Ratings1
Average rating2
Spies, in the movies, are usually presented as dangerous and/or sexy. Reality, of course, is always less glamorous, and Douglas C. Waller's Wild Bill Donovan tells the story of America's first real spymaster. Bill Donovan headed up the Office of Strategic Services, the precursor body for the Central Intelligence Agency. The book bills itself as a biography, but that's not strictly true...it's as much a story about the OSS as it is about Donovan himself. A Medal of Honor and Purple Heart winner for his military service in World War I, the Republican Donovan was tapped by Democratic President Franklin D. Roosevelt as the Coordinator Of Information in the buildup to World War II to make sure that the various military intelligence services and the FBI were sharing information. Eventually Donovan expanded that role into his own agency, the OSS, that engaged in espionage and spy missions across Europe and Asia during the war years. It was briefly shuttered after the war, but a proposal Donovan had made beforehand to keep it running afterwards as the Cold War loomed eventually resulted in the CIA, which Donovan (much to his displeasure) was not chosen to run.

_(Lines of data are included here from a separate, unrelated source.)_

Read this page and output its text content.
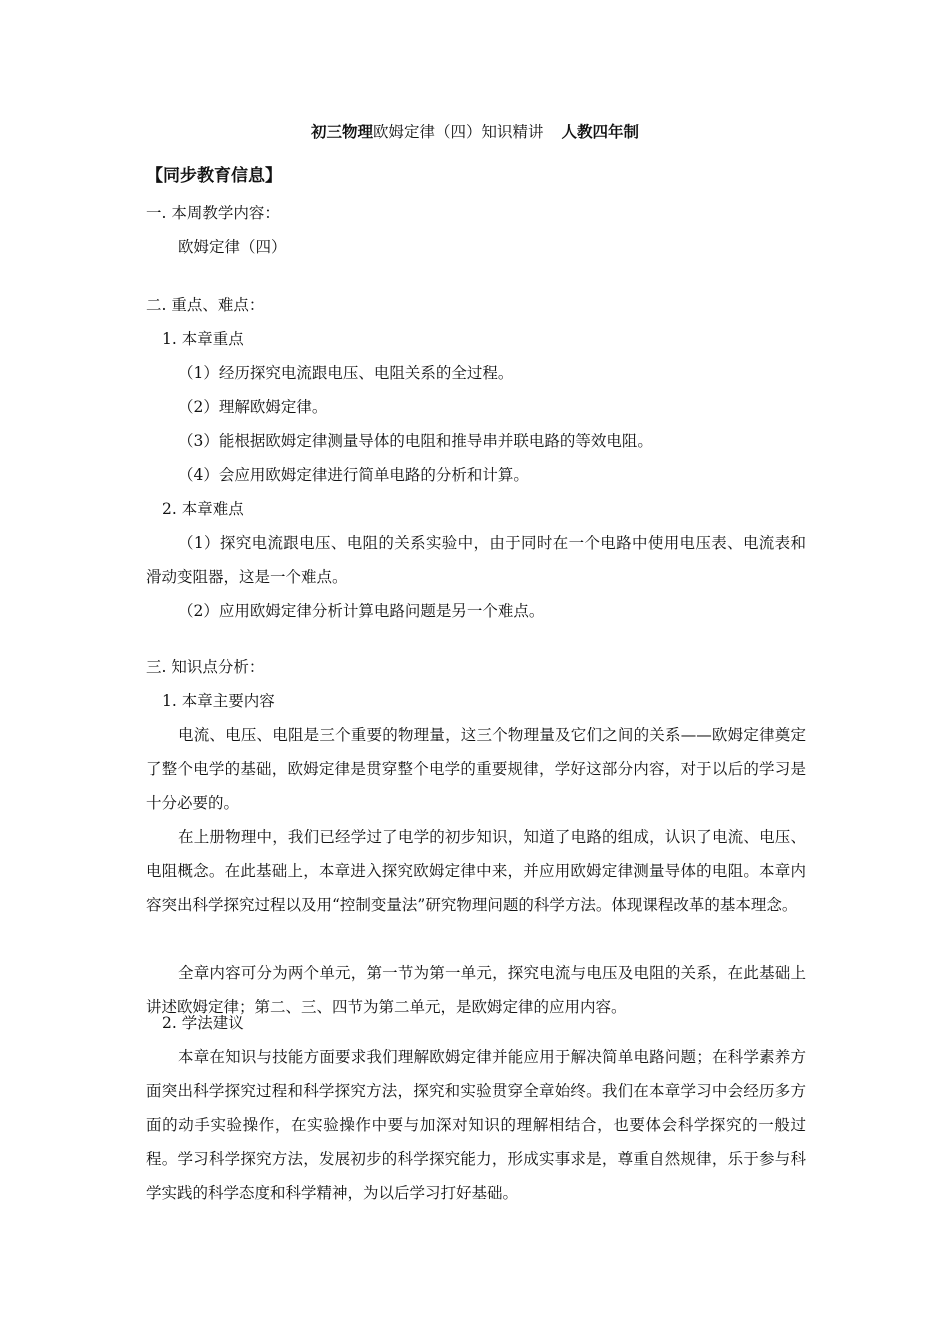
初三物理欧姆定律（四）知识精讲 人教四年制
【同步教育信息】
一. 本周教学内容：
欧姆定律（四）
二. 重点、难点：
1. 本章重点
（1）经历探究电流跟电压、电阻关系的全过程。
（2）理解欧姆定律。
（3）能根据欧姆定律测量导体的电阻和推导串并联电路的等效电阻。
（4）会应用欧姆定律进行简单电路的分析和计算。
2. 本章难点
（1）探究电流跟电压、电阻的关系实验中，由于同时在一个电路中使用电压表、电流表和滑动变阻器，这是一个难点。
（2）应用欧姆定律分析计算电路问题是另一个难点。
三. 知识点分析：
1. 本章主要内容
电流、电压、电阻是三个重要的物理量，这三个物理量及它们之间的关系——欧姆定律奠定了整个电学的基础，欧姆定律是贯穿整个电学的重要规律，学好这部分内容，对于以后的学习是十分必要的。
在上册物理中，我们已经学过了电学的初步知识，知道了电路的组成，认识了电流、电压、电阻概念。在此基础上，本章进入探究欧姆定律中来，并应用欧姆定律测量导体的电阻。本章内容突出科学探究过程以及用“控制变量法”研究物理问题的科学方法。体现课程改革的基本理念。
全章内容可分为两个单元，第一节为第一单元，探究电流与电压及电阻的关系，在此基础上讲述欧姆定律；第二、三、四节为第二单元，是欧姆定律的应用内容。
2. 学法建议
本章在知识与技能方面要求我们理解欧姆定律并能应用于解决简单电路问题；在科学素养方面突出科学探究过程和科学探究方法，探究和实验贯穿全章始终。我们在本章学习中会经历多方面的动手实验操作，在实验操作中要与加深对知识的理解相结合，也要体会科学探究的一般过程。学习科学探究方法，发展初步的科学探究能力，形成实事求是，尊重自然规律，乐于参与科学实践的科学态度和科学精神，为以后学习打好基础。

As you can tell by the low rating, I had significant issues with the book. I'm not all that into spy stories on the page (although I do enjoy them on the screen), and a large portion of the book deals with the spy missions that made up the early days of the OSS. It recounts these missions in what I found to be tedious detail, including agents and their code names and intricate ins-and-outs of how specific missions played out without there ever being much payoff for that kind of information dump. What I was interested in reading was a biography of a person, which only showed up at the beginning and the end. We get through Donovan's first 50 or so years (including a pretty scandalous social life that saw him marry a socialite above his class only to be relentlessly unfaithful...so much so he was accused of having an affair with his own daughter in law!) in about 60 pages. There are some intriguing tidbits about his longtime feud with J. Edgar Hoover, but it's never developed. Then there's the endless boring espionage stuff, and finally we get more insight into Donovan's actual life after the OSS is disbanded, which focused mainly on a final diplomatic posting and then decline into dementia. Through it all, I never got a sense of an actual person. He's constantly described as charismatic and dashing, and while there's definitely a sense of a dynamic person created, I don't feel like I know anything about who Bill Donovan was as a human being. If you have any interest in an actual biography of the man, this is a pass. If you're interested in espionage during World War II, though, you will probably enjoy this book more than I did.